When a taxpayer’s non-wage withholding claim cannot be verified by our validation systems, the tax return is suspended for manual review. There are several system rules and employee procedures designed specifically to investigate the possibility that the discrepancy may be due to a withholding document stuck in processing.

While we don’t currently hold returns with a Resident and Nonresident Withholding (592-B), to allow for possible delays of the associated withholding documents, this concept is similar to steps we take to expedite the processing of wage-withholding claims (particularly around 3rd and 4th quarter employer reporting to the Employment Development Department) and is worth exploring by us.

Question #3: Assignment of protests

What is the FTB doing to speed up the assignment of protests? It is taking about 18 months from the date of filing the protest letter to get a protest hearing officer assigned. Is the time it takes to assign a protest hearing officer factored into the goal of making a final determination within 36 months or less?

On a related matter, why won’t the FTB allow cases in protest into settlement? The FTB is requiring taxpayers to wait until a protest is completed, notices are issued, an appeal is filed with the OTA, and the appeal is acknowledged by the OTA before the taxpayer can file a settlement application with the FTB. The taxpayer then has to request deferral of the proceedings with the OTA. These additional steps delay the process by an additional 6 months and cost the taxpayer more in accounting/legal fees.

Response #3:

To provide our best customer service, we assign protests on a first-in-first-out basis to appropriately skilled staff knowledgeable of the protested issues and tax law. Our main goals are accuracy and timeliness in the determination of the correct tax and to resolve the protest cases within 24-36 months from date the protest is filed.

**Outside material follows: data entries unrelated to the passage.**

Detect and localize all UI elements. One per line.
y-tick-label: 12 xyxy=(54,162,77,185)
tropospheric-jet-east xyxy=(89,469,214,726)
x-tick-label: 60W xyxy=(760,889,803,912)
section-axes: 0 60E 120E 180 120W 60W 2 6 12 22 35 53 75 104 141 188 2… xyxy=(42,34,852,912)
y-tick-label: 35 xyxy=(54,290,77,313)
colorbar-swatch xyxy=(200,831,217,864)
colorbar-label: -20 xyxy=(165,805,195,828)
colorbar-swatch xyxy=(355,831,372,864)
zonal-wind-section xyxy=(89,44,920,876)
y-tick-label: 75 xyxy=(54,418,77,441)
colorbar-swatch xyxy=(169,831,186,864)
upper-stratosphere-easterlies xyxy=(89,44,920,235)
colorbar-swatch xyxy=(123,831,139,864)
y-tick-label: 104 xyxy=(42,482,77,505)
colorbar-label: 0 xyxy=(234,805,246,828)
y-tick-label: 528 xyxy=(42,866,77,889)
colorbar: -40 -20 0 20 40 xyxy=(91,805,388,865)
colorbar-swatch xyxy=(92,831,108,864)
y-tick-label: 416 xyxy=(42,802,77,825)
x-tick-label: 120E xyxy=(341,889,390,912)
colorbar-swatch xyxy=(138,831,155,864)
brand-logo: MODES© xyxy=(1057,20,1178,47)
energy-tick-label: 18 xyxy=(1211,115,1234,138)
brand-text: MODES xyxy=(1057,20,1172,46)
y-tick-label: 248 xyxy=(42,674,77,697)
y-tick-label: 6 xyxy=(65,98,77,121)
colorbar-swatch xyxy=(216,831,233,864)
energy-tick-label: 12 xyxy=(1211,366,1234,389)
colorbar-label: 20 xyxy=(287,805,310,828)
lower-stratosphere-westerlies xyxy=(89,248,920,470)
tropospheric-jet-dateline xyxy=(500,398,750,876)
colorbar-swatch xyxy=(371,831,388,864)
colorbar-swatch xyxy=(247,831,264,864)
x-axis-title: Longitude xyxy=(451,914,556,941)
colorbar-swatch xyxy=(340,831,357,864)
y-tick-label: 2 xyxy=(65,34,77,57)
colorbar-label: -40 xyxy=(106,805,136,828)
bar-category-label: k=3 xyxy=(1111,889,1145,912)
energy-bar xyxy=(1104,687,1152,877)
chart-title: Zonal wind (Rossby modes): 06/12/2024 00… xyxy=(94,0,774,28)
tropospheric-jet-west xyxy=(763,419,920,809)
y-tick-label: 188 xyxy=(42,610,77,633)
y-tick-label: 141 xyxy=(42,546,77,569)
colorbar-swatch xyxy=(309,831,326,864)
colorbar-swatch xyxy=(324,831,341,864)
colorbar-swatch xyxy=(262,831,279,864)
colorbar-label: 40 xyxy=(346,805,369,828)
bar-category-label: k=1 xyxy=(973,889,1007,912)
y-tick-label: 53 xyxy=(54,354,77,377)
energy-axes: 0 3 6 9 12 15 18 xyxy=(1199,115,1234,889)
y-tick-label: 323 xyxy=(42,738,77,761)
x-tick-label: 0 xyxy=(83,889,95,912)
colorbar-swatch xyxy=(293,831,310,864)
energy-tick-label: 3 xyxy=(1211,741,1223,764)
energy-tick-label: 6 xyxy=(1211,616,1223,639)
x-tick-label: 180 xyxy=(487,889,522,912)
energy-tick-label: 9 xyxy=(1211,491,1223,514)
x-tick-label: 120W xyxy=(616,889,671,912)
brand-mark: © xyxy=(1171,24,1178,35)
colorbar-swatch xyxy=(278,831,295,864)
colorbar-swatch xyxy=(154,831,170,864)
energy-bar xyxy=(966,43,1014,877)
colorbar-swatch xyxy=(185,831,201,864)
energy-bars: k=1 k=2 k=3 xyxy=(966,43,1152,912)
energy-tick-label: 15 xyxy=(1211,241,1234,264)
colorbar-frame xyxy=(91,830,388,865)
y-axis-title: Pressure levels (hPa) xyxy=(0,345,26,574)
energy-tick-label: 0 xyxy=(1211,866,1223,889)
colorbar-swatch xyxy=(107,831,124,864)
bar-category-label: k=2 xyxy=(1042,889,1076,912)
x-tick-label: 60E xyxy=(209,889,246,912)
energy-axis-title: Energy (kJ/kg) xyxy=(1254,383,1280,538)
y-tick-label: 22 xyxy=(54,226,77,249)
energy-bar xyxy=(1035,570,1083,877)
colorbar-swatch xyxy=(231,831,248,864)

For cases handled in the Audit Division Protest Section, we recognize there have been some delays with the assignment of protest cases. To help alleviate the delays and expedite the assignment of protest cases, we are cross training staff in different areas of the tax law in an effort to increase the number of cases assigned. Additionally, we are evaluating our internal processes and the root cause of the delays to more timely assign our protest cases. It is important to us and the taxpayer to have a consistent and timely resolution of our cases.

The Settlement Bureau does accept matters which are the subject of a protest when the case is factually developed and our staff has expressed its legal position on the merits. The Settlement Bureau’s role is not to establish our legal position or to undertake factual development of the case. It is to evaluate the cost of litigation, the hazards and risks of the legal position taken, and to recommend a settlement if this is in the best interests of the State of California. However, if a protest hearing has been held, the hearing officer has made a determination, and the matter is ready to be closed, the Settlement Bureau will wait until after the issuance of the Notice of Action and an appeal is filed. Allowing the closing of the protest in such cases establishes a clearer understanding of the case for purposes of evaluating a taxpayer’s settlement offer, and reduces our backlog of over-36 month protests.